「俺はNAV3,6の語呂合わせでミロクって呼ばれてる。でも、お前達が呼びたい名前で呼んでいいぞ」
 そう言ってこちらをじっとみつめてくるナビ君に、私はどうしようか……と仲間達を見る。
「俺は別にどうでもいい……っつっちまったら変だけど、今までの名前があるんならそれでもいい。……まあ、語呂合わせでつけられてるとは思わなかったけどな」
 意外に考えなしなんだな、ムラクモは…と続けたのは、やっぱりアカツキ。
「あ…あはは。私はずっとナビ君ナビちゃんって呼んでた……」
 私――ユヅキは乾いた笑い声を上げながら頭をかく。
 ……流石にナビ君ってのは考えなしだったなぁ……ムラクモの人達を笑えないわ……。
 そこでふとキリハを見ると――彼女はうんうんと唸りながら必死に名前を考えている。
 ……ああ、キリハごめんね、ムラクモも私達も考えなしで……。
 そんなキリハの様子にナビ君――ミロク君は苦笑する。
「別にそんなに深く考え込まなくてもいいって」
 俺はミロクのままでも……と彼が言いかけた時、キリハはぽんっと手を打った。
「そだ。『ヤコウ』っていうのはどうですか?」
 いい名前を思いついた、といった感じでにこにこと笑顔で私達に提案してくるキリハ。
「……ヤコウ? まあ、呼びやすいっちゃー呼びやすいが……」
「どういう字を書くの?」
 私達3人は一旦顔を見合わせてから、キリハに再度向き直って訊いてみた。
 するとキリハはよくぞ聞いてくれました! と言わんばかりの満足げな顔をしてから教えてくれた。
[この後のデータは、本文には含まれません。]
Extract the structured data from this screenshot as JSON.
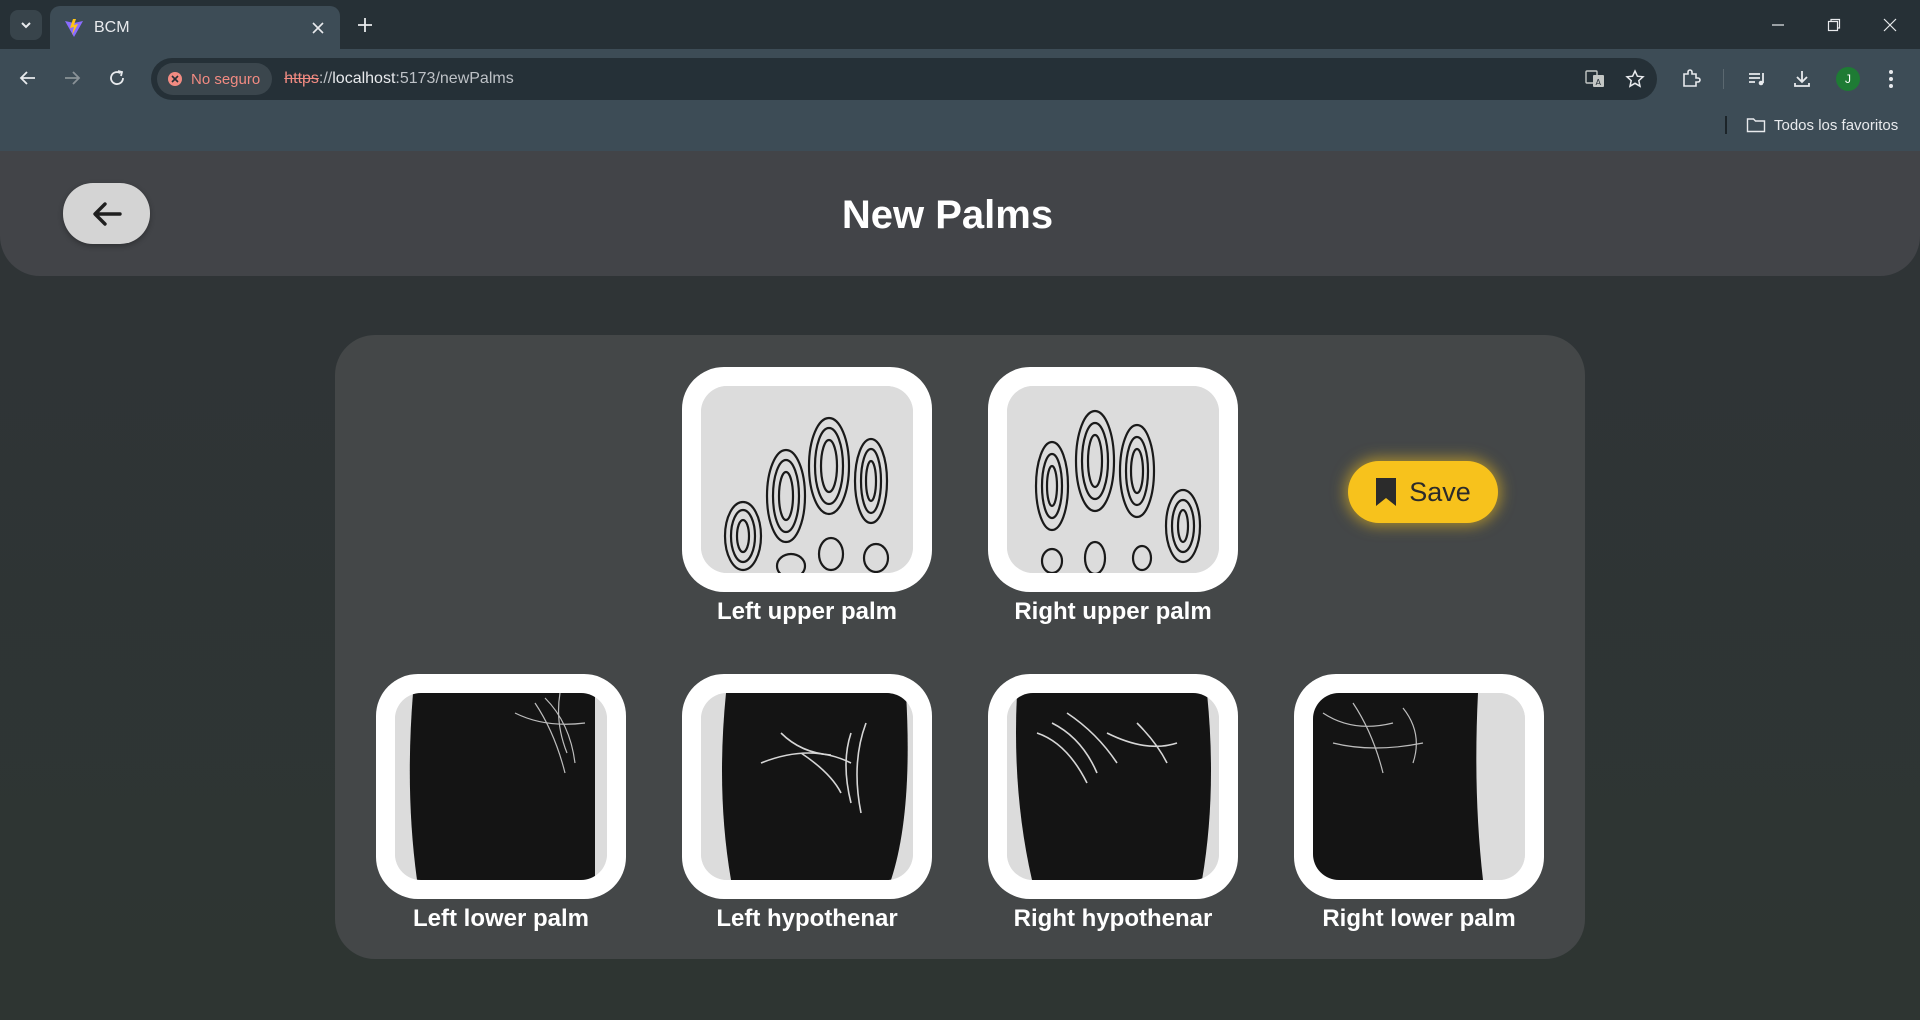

「えっとね……夜の光って書いて『夜光』。お月様の別名なんですよ♪ 夜の闇を照らし、人々を導いてくれる月のように、私たちを導いて欲しい……そんな願いからつけてみました!」
 おお、きちんと考えられてる……!
 キリハの説明を聞き、ミロク君は何度もその名前を繰り返し呟いて……。
「……『ヤコウ』……か。それいいな。その名前もらった。俺は今日からヤコウだ」
 にっこりと笑って快諾した。
 その笑顔にキリハは頬をぽっと紅くして……おお!? これはもしかしたらもしかするかも……?
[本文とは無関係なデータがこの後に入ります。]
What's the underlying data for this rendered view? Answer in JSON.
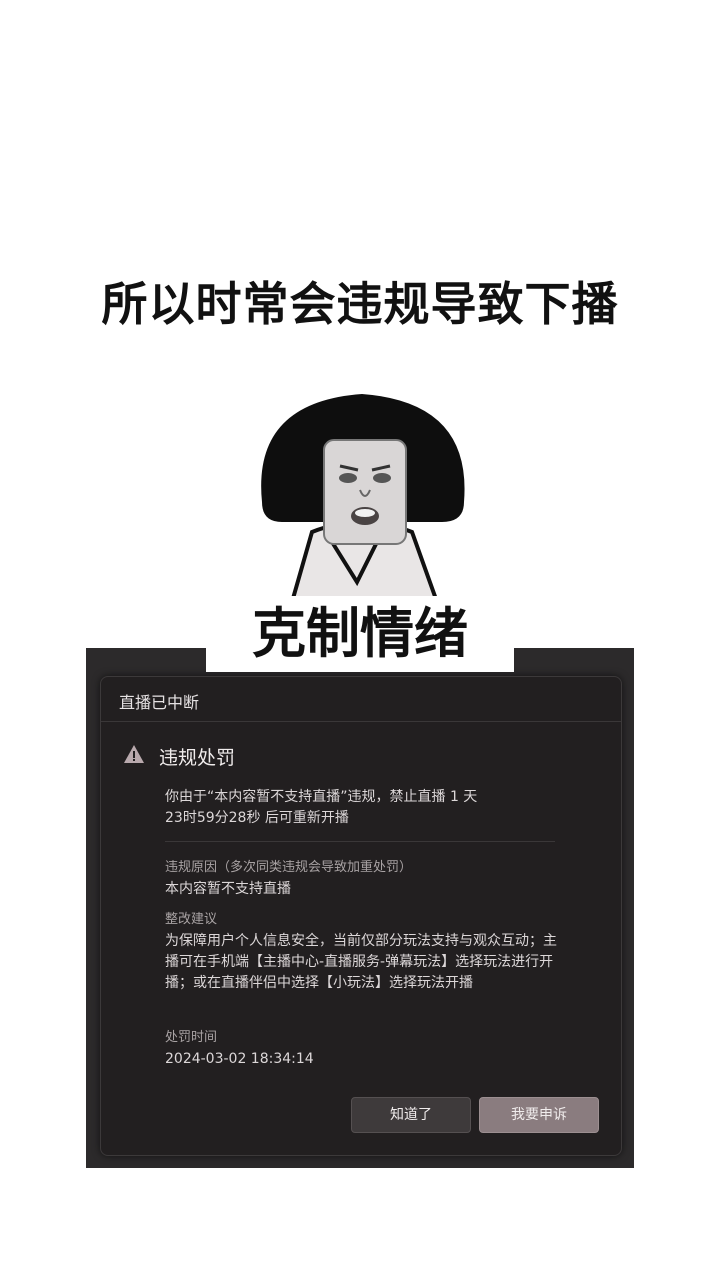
{
  "heading": "所以时常会违规导致下播",
  "caption": "克制情绪",
  "dialog": {
    "title": "直播已中断",
    "section_title": "违规处罚",
    "warning_icon": "warning-triangle-icon",
    "message_line1": "你由于“本内容暂不支持直播”违规，禁止直播 1 天",
    "message_line2": "23时59分28秒 后可重新开播",
    "reason_label": "违规原因（多次同类违规会导致加重处罚）",
    "reason_value": "本内容暂不支持直播",
    "advice_label": "整改建议",
    "advice_text": "为保障用户个人信息安全，当前仅部分玩法支持与观众互动；主播可在手机端【主播中心-直播服务-弹幕玩法】选择玩法进行开播；或在直播伴侣中选择【小玩法】选择玩法开播",
    "time_label": "处罚时间",
    "time_value": "2024-03-02 18:34:14",
    "ok_button": "知道了",
    "appeal_button": "我要申诉"
  },
  "colors": {
    "dialog_bg": "#221f20",
    "appeal_button": "#8a7c7f",
    "warning_icon": "#b9a9ad"
  }
}
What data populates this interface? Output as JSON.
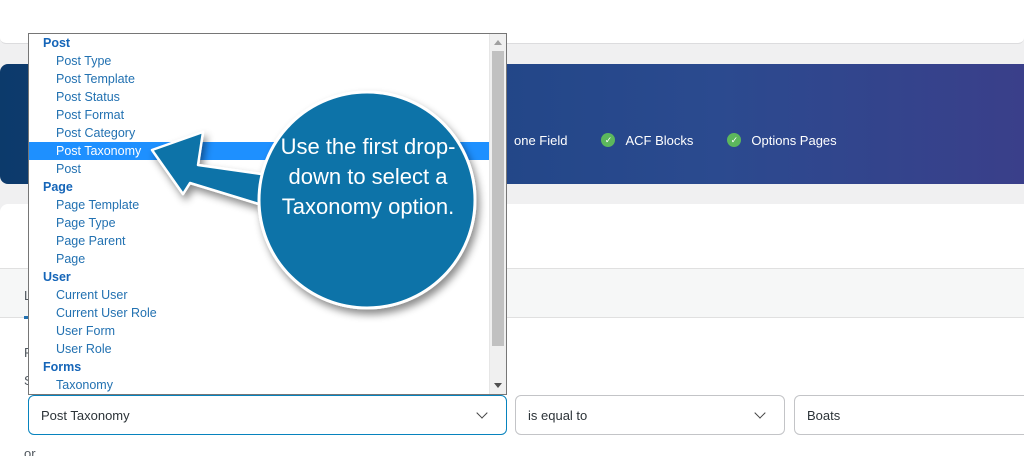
{
  "banner": {
    "features": [
      {
        "label": "one Field"
      },
      {
        "label": "ACF Blocks"
      },
      {
        "label": "Options Pages"
      }
    ]
  },
  "background_fragments": {
    "tab_initial": "L",
    "row_initial_1": "F",
    "row_initial_2": "S",
    "or_text": "or"
  },
  "rule_row": {
    "param_value": "Post Taxonomy",
    "operator_value": "is equal to",
    "value_value": "Boats"
  },
  "dropdown": {
    "selected": "Post Taxonomy",
    "options": [
      {
        "label": "Post",
        "type": "group"
      },
      {
        "label": "Post Type",
        "type": "item"
      },
      {
        "label": "Post Template",
        "type": "item"
      },
      {
        "label": "Post Status",
        "type": "item"
      },
      {
        "label": "Post Format",
        "type": "item"
      },
      {
        "label": "Post Category",
        "type": "item"
      },
      {
        "label": "Post Taxonomy",
        "type": "item",
        "selected": true
      },
      {
        "label": "Post",
        "type": "item"
      },
      {
        "label": "Page",
        "type": "group"
      },
      {
        "label": "Page Template",
        "type": "item"
      },
      {
        "label": "Page Type",
        "type": "item"
      },
      {
        "label": "Page Parent",
        "type": "item"
      },
      {
        "label": "Page",
        "type": "item"
      },
      {
        "label": "User",
        "type": "group"
      },
      {
        "label": "Current User",
        "type": "item"
      },
      {
        "label": "Current User Role",
        "type": "item"
      },
      {
        "label": "User Form",
        "type": "item"
      },
      {
        "label": "User Role",
        "type": "item"
      },
      {
        "label": "Forms",
        "type": "group"
      },
      {
        "label": "Taxonomy",
        "type": "item"
      }
    ]
  },
  "callout": {
    "text": "Use the first drop-down to select a Taxonomy option.",
    "color": "#0a73a8"
  },
  "colors": {
    "accent": "#2271b1",
    "selected_bg": "#1e90ff",
    "check_green": "#5cb85c"
  }
}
 私の視線に気づいたのか、キリハは慌てたように付け加える。
「あ、あと……お月様の名前にしたのはそれだけじゃなくて……夜の闇は月の光を守るものでもあるので……ほら、昼間だとお月様って光る事が出来ないじゃないですか。だ、だから……」
 そこまで言われると私にもわかる。
「私達が人類の希望である都庁を守る決意を、ミロク君の名前に込めた、って事でしょう?」
 こくん、とキリハが頷いたのを見て、解釈は間違ってなかった事にほっとする。
「うわ、じゃあ俺の存在って結構責任重大!?」
 私とキリハの会話を聞いて、ミロク君――今はヤコウ君は慌てたように言ってきた。
 アカツキはそんなヤコウ君の頭をがしっと掴んでから乱暴に撫でる、
「元から責任重大じゃねーか! ナビなんだからしっかりナビゲートしろよ、ヤコウ!!」
 怒鳴られたヤコウ君が首を上下に何度も動かすのを見て、私達は一斉に噴き出した。